The Supreme Court’s recent decision in Gisda Cyf v Barratt is important as it introduces an element of uncertainty as to when a summary dismissal takes effect when carried out by letter.

The facts of the case were that Barratt was suspended from her employment because of alleged inappropriate behaviour at a private party.  A disciplinary hearing was held on 28 November 2006 during which she was told that she could expect to receive a letter on 30 November 2006, concerning her possible dismissal.   However, Barratt was away from her home and did not return and read the letter until the morning of 4 December 2006, at which point she learnt of her summary dismissal for gross misconduct.

Barratt filed a claim for unfair dismissal and sex discrimination at the Employment Tribunal on 2 March 2007.

The broader issue in this case was on what date was Barratt’s employment brought to an effective end – when the letter was posted, when it was delivered, or when it was actually read?

The Supreme Court was guided by the underlying purpose of the employment legislation. The Court held the legislation was part of a charter protecting employees’ rights. An essential part of those rights is the requirement that employees be informed of any possible breach of those rights. It would not be reasonable for time to begin to run against an employee in relation to the unfair dismissal complaint until the employee knows, or at least has a reasonable chance to find out, that he or she has been dismissed.

The narrower issue in the case was whether it was correct to include consideration of the behaviour of the employee in an assessment of whether she has had a reasonable opportunity to find out about her dismissal.  It was held that these issues should be considered, but there is a need to be mindful of the human dimension in considering what is reasonable to expect of someone facing the prospect of dismissal from employment.  To concentrate exclusively on what is practically feasible may compromise what can realistically be expected.
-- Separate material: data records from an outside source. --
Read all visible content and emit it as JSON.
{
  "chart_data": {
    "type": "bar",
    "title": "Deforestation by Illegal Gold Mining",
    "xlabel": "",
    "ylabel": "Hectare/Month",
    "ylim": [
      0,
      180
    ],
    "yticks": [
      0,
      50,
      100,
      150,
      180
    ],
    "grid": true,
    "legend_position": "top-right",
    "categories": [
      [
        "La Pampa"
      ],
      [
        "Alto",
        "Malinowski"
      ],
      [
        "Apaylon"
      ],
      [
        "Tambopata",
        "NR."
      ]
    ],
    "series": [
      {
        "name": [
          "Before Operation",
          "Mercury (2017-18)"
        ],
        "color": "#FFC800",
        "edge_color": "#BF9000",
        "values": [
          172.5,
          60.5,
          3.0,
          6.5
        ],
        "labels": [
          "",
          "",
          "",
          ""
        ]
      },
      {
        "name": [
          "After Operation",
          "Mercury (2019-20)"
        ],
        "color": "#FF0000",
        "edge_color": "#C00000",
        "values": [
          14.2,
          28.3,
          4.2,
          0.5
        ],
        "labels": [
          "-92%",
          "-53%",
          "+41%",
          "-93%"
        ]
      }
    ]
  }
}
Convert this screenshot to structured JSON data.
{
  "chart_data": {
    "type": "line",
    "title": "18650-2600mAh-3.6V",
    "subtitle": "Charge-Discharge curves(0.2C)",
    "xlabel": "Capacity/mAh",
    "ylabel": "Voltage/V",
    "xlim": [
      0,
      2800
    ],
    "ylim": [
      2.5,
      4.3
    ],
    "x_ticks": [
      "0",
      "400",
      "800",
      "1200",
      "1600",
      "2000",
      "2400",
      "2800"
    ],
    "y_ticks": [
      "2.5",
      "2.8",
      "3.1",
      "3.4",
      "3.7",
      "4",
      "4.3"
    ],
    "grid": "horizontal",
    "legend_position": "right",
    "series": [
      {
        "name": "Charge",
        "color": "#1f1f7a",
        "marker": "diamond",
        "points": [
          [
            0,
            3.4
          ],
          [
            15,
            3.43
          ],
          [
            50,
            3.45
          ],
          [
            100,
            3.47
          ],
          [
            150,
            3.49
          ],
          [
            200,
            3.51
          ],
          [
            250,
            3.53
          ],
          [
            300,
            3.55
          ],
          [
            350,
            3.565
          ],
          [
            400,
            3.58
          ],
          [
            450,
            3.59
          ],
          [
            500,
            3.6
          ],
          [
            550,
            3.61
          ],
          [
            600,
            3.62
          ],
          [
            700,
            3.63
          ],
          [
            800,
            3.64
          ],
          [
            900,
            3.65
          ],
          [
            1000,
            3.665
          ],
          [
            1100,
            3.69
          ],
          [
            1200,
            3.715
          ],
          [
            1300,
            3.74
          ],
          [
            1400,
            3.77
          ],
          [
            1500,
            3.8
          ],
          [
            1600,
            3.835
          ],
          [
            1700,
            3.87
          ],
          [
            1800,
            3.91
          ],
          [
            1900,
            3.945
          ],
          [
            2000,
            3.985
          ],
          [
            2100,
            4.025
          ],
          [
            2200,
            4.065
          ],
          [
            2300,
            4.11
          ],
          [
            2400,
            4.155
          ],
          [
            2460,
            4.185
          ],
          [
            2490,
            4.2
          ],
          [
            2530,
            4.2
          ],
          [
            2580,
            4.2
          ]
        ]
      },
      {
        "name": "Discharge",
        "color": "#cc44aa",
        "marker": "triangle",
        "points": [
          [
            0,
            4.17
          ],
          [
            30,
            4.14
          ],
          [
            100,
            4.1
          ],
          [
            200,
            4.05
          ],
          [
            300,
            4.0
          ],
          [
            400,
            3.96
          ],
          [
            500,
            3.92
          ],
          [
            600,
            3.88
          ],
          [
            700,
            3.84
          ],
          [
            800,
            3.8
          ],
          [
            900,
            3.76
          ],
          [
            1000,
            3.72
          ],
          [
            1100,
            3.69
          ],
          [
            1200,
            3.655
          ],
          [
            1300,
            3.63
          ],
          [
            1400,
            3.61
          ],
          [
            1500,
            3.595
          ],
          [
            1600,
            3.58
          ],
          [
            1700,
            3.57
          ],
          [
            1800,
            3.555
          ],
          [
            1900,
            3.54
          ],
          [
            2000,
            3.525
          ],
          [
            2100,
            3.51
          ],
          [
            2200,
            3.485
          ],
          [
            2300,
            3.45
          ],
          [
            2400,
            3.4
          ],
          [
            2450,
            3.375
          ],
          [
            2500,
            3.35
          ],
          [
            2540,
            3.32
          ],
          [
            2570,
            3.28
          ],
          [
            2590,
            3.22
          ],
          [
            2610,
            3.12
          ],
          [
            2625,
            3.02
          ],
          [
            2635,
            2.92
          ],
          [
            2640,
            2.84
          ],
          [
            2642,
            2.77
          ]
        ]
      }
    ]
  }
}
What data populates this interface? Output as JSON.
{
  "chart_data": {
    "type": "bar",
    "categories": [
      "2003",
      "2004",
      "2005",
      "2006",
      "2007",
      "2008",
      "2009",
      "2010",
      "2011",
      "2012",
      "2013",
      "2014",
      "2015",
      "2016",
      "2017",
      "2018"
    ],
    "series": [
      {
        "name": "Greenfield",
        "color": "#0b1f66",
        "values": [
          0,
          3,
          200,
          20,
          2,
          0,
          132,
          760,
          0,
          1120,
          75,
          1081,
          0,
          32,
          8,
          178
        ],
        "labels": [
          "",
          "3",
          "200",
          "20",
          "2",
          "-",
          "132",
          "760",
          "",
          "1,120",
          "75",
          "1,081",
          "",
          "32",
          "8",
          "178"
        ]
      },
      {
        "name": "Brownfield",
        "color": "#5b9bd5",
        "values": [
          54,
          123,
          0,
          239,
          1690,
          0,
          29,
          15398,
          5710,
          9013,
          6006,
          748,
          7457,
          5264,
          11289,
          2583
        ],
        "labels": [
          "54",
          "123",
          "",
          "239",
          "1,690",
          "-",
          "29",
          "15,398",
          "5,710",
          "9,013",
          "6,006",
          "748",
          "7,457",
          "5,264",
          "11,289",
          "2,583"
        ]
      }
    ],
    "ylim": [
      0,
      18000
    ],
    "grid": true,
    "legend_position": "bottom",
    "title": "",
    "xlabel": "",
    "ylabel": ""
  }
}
The Supreme Court held unanimously that Barratt had submitted her claim within the three month deadline. The Court said:
  • The effective date of termination of employment is when the employee is informed of the dismissal or when the employee has had a reasonable opportunity of discovering that she has been dismissed ie.  when the employee has actually read the letter or has had a reasonable opportunity to read it, and
  • It is correct to include consideration of the behaviour of the employee in an assessment of whether the employee has had a reasonable opportunity to find out about the dismissal. The rule would not apply if the employee has deliberately avoided receiving the letter or opening it.